African American artist exhibit at Peltz Gallery

Written by admin   // January 20, 2011   // 0 Comments

Pooer on Bass by Brad Bernard

by Taki S. Raton

“Vision, Voices, Viewpoints and Victories of African American Artists” is the theme highlighting the exhibit reception to be held Friday, January 21 at the Peltz Gallery, 1119 East Knapp Street beginning at 6 p.m.

Curated by nationally and internationally known local artist Della Wells, this prominently anticipated gallery night opening features the outstanding work of 31 African American artists, 21 of which are from Wisconsin.  Eminent local artists selected for this exhibition include Evelyn Patricia Terry, Reginald Baylor, Brad Bernard, Portia Cobb, George McCormick, Sharon Kerry-Harlan, Darlene LaMar and Wells to cite a few.

“Peltz Gallery had an extremely well received African American artist show in 2007.  We thought it was time for a new show and we are so happy that Della Wells was willing and able to be our guest curator,” says gallery owner and director Cissie Peltz.

She adds that some of the artists from 2007 have been invited back with new works for this exhibit and that “Della has introduced us to many artists in Milwaukee and around the country to fill the gallery with colorful and exciting work.”

Exhibitors include artists who are self taught such as Wells along with those who are professionally trained and university visual art professors.  Widely acclaimed local artist Brad Bernard will present canvasses from his latest series, “Blues Route”:

“The development of this body of work serves as a visual documentation of hill country, delta blues and gospel musicians that I have seen perform over the course of seven years while living in Mississippi,” says the Mount Mary College art professor.

The imagery of road maps and quilts are used in Bernard’s series to represent the travel of leaving and eventually returning home.

“Although many blues musicians have been known and performed internationally, they often choose to remain or reside close to their place of birth, never forgetting where they came from and always returning home from where they have been,” he adds.

After moving to Milwaukee 11 years ago, Beloit College Art Professor George Williams, Jr. exhibits in his second show, “Current Tendencies: Ten Artists from Wisconsin” at Marquette University’s Haggerty Museum in 2009.  Williams would additionally earn the distinction of becoming the first African American professor to receive tenure at Beloit College.

Reflecting a commendable broad range of national invitational showings numbering a biographical notation of 21 exhibitions from such venues as the San Diego Art Institute in 1996 to Beloit’s Wright Museum of Art in 2007, Williams canvases will be included in the Peltz “Vision, Voices” selection along with the works of University of Wisconsin – Parkside Associate Professor of Art Trenton Baylor, the famed silhouetted renditions of renown artists Kara Walker, the fabric creations of Sonji Hunt and the quilt designs of Trish Williams.

Walker, Trish Williams, George Williams, and Chrys Carroll, Willie Cole, Jamea Edwards, Zeph Farmby, Sam Gilliam, Alison Saar, and Kehinde Wiley list the exhibitors in the Peltz showing who are nationally received artists from locals other than Wisconsin.

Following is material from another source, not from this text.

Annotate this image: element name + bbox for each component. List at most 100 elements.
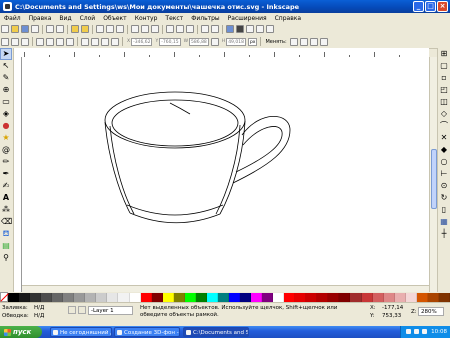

“In bringing all the artists for ‘Visions, Voices, Viewpoints and Victories of African American Artists,’ my goal was to give the viewer a glimpse into what African American artists are producing particularly here in Wisconsin,” says curator Wells.

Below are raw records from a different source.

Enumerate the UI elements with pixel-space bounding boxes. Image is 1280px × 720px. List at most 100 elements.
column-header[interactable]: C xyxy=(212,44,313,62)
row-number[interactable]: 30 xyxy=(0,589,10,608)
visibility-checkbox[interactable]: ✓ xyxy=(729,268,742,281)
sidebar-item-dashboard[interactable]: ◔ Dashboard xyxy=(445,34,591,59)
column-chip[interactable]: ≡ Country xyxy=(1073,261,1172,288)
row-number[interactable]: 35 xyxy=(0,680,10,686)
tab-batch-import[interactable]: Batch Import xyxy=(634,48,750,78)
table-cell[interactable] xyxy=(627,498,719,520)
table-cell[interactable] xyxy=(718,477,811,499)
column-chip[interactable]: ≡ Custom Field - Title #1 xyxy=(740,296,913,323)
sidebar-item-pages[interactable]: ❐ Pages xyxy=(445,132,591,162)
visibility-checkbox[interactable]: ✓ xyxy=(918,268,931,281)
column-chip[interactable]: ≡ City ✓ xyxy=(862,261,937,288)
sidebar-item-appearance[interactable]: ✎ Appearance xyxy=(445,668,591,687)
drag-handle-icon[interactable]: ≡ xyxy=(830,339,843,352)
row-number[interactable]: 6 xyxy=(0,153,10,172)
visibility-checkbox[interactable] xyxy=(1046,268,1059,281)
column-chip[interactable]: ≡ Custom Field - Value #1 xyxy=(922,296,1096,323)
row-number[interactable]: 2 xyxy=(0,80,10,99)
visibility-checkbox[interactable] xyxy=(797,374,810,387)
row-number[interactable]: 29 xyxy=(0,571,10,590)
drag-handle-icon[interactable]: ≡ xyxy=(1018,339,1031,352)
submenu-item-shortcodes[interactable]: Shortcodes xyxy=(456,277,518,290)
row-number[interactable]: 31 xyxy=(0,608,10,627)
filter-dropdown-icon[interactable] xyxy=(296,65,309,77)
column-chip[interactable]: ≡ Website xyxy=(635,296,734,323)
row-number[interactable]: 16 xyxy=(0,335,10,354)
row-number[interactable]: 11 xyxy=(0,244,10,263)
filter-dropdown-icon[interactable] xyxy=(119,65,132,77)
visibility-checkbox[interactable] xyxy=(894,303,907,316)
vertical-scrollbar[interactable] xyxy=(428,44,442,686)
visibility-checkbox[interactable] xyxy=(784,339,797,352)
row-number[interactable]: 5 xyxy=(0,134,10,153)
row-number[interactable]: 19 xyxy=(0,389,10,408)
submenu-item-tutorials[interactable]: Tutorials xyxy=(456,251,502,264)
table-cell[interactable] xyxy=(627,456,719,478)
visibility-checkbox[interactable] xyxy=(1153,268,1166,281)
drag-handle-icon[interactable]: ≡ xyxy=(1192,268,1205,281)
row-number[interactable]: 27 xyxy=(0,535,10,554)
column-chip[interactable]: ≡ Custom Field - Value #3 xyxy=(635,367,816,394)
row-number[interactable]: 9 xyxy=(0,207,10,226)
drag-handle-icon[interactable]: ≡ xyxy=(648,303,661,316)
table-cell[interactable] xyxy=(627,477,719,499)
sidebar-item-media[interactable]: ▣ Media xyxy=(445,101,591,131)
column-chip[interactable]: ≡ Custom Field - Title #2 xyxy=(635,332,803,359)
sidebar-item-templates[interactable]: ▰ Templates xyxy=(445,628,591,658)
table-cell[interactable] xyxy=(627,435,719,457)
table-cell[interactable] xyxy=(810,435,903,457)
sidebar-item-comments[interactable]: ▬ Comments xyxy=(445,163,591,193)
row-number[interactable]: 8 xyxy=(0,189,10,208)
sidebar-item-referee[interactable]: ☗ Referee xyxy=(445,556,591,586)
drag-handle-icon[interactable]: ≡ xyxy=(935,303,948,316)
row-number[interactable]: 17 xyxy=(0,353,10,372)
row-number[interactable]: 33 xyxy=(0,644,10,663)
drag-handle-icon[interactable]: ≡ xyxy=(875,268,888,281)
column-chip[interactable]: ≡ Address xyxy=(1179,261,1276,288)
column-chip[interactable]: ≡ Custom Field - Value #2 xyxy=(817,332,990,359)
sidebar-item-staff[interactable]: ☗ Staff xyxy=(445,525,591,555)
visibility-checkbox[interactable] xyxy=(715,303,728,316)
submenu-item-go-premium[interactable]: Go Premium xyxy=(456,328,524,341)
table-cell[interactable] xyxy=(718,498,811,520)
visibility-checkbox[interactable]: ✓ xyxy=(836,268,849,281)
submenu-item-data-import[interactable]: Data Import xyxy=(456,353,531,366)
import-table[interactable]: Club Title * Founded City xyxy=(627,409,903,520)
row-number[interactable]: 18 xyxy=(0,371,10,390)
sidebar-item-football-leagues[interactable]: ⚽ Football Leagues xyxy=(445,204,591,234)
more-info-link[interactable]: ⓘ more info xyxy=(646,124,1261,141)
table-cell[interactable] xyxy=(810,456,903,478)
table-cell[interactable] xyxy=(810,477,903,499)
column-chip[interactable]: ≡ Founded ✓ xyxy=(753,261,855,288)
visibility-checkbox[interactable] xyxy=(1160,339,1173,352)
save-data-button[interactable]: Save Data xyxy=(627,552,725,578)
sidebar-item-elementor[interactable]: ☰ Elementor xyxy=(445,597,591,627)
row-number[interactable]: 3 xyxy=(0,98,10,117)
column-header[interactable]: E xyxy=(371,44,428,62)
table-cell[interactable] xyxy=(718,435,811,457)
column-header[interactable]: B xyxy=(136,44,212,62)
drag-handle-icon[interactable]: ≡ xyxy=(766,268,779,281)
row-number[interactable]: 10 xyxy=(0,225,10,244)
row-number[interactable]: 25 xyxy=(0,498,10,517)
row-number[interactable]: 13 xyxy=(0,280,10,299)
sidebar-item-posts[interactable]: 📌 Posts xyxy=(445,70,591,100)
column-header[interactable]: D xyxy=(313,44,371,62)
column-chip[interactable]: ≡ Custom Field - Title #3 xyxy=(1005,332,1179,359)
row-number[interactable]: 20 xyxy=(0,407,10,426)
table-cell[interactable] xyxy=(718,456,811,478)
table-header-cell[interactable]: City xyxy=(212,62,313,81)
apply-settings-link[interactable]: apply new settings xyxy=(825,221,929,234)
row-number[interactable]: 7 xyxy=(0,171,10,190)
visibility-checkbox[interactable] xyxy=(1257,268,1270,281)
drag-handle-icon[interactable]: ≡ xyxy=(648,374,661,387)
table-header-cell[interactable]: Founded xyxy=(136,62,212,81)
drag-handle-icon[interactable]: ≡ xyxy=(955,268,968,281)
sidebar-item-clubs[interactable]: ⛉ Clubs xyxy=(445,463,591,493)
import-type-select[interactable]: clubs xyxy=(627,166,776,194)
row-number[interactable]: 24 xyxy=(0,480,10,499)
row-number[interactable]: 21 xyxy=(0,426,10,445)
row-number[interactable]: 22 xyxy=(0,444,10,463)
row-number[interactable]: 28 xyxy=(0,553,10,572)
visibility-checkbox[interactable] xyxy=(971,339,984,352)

She adds that the art chosen for this exhibition was not selected simply because the artists were African American, “but because each of the artists has a definite vision, voice and viewpoint.  And like many artists in our western culture, African American artists fight for victories to have their artistic visions seen and understood.”

Wells is the founder of ABEA – African American Artist Beginning to Educate Americans About African American Art.”

An art advocacy group comprised of artists and art supporters dedicated to contributing to cultural enrichment by educating communities about African American art and artists, ABEA since its 2001 inception strives to provide art related services and create opportunities for all artists to work together for prosperity and growth.